A primary goal of organic chemists is the construction of molecules for applications as diverse as medicines, new materials and biomolecules. The field is constantly driven by the need for new, more efficient methods as well as ways to access molecules which may have previously been impossible. The most important tool at an organic chemist's disposal is undoubtedly catalysis, whereby the use of a small amount of a custom-designed catalyst can permit a reaction to occur under much milder conditions than otherwise, or opens up new chemical pathways altogether. For this reason, innovation in catalysis is central to innovation in organic chemistry. Nature's catalysis is performed by enzymes; evolution has made them phenomenally efficient. Often playing a leading role in enzymatic processes are 'hydrogen bonds', special types of electrostatic attraction which are important in facilitating the chemical reaction between two molecules by bringing them into close proximity with one another or by stabilising the pathway leading to product formation. My research seeks to employ these same interactions, but in the context of small molecules which we can readily synthesise and handle in the lab. This approach to catalysis is very exciting as it is still in its infancy yet offers exciting opportunities for both activation and control. This project will seek to take inspiration from a distinct field within chemistry called Supramolecular Chemistry, which explores the behavior of large molecules which are assembled from smaller ones using multiple weak 'temporary' interactions working in tandem. Hydrogen bonds are very important in this regard but there are a number of other key interactions such as ion pairs and pi-cation interactions which have been shown to be powerful in building up molecular structures. It is our aim to apply several of these interactions together in tandem to design new catalysts that will bind with our reactant in a very well defined orientation. The catalyst will also induce the substrate to react with another molecule, allowing the selective synthesis of one mirror image of a molecule over the other (so-called enantiomers). This is a very important pursuit in science, since the inherent 'handedness' of biological systems means that the different mirror image forms of chiral molecules often have very different effects in the body. This is of particular importance in pharmaceutical applications.

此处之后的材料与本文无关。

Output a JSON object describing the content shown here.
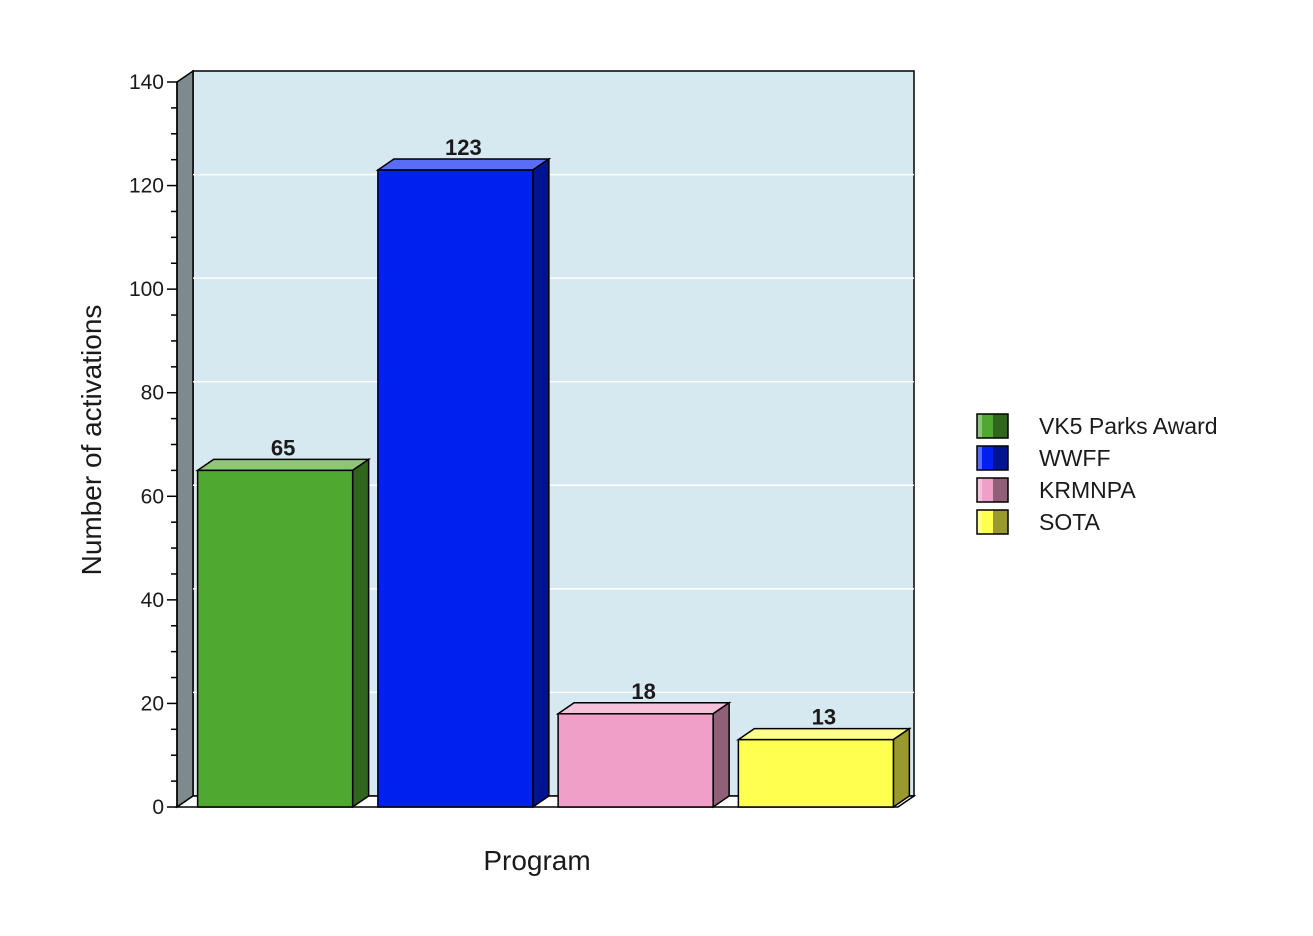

有机化学家的主要目标是构建分子，用于药物，新材料和生物分子等多种应用。该领域不断受到对新的，更有效的方法以及以前可能不可能获得分子的方法的需求的驱动。在有机化学家的处置最重要的工具无疑是催化，其中使用少量的定制设计的催化剂可以允许反应发生在比其他更温和的条件下，或者完全打开新的化学途径。因此，催化的创新是有机化学创新的核心。自然界的催化作用是由酶来完成的;进化使它们具有惊人的效率。通常在酶促过程中起主导作用的是“氢键”，这是一种特殊类型的静电吸引，通过使两个分子彼此紧密接近或通过稳定导致产物形成的途径来促进两个分子之间的化学反应。我的研究试图利用这些相同的相互作用，但在小分子的背景下，我们可以很容易地在实验室合成和处理。这种催化方法是非常令人兴奋的，因为它仍处于起步阶段，但为激活和控制提供了令人兴奋的机会。该项目将寻求从化学中一个独特的领域“超分子化学”中获得灵感，该领域探索了使用多个弱“临时”相互作用串联工作的小分子组装的大分子的行为。氢键在这方面非常重要，但还有许多其他关键的相互作用，如离子对和π-阳离子相互作用，这些相互作用已被证明在建立分子结构方面很强大。我们的目标是将这些相互作用中的几种串联在一起来设计新的催化剂，这些催化剂将以非常明确的方向与我们的反应物结合。催化剂还将诱导底物与另一种分子反应，允许选择性合成一种分子的镜像而不是另一种（所谓的对映体）。这在科学上是一个非常重要的追求，因为生物系统固有的“手性”意味着手性分子的不同镜像形式通常在体内具有非常不同的效果。这在制药应用中特别重要。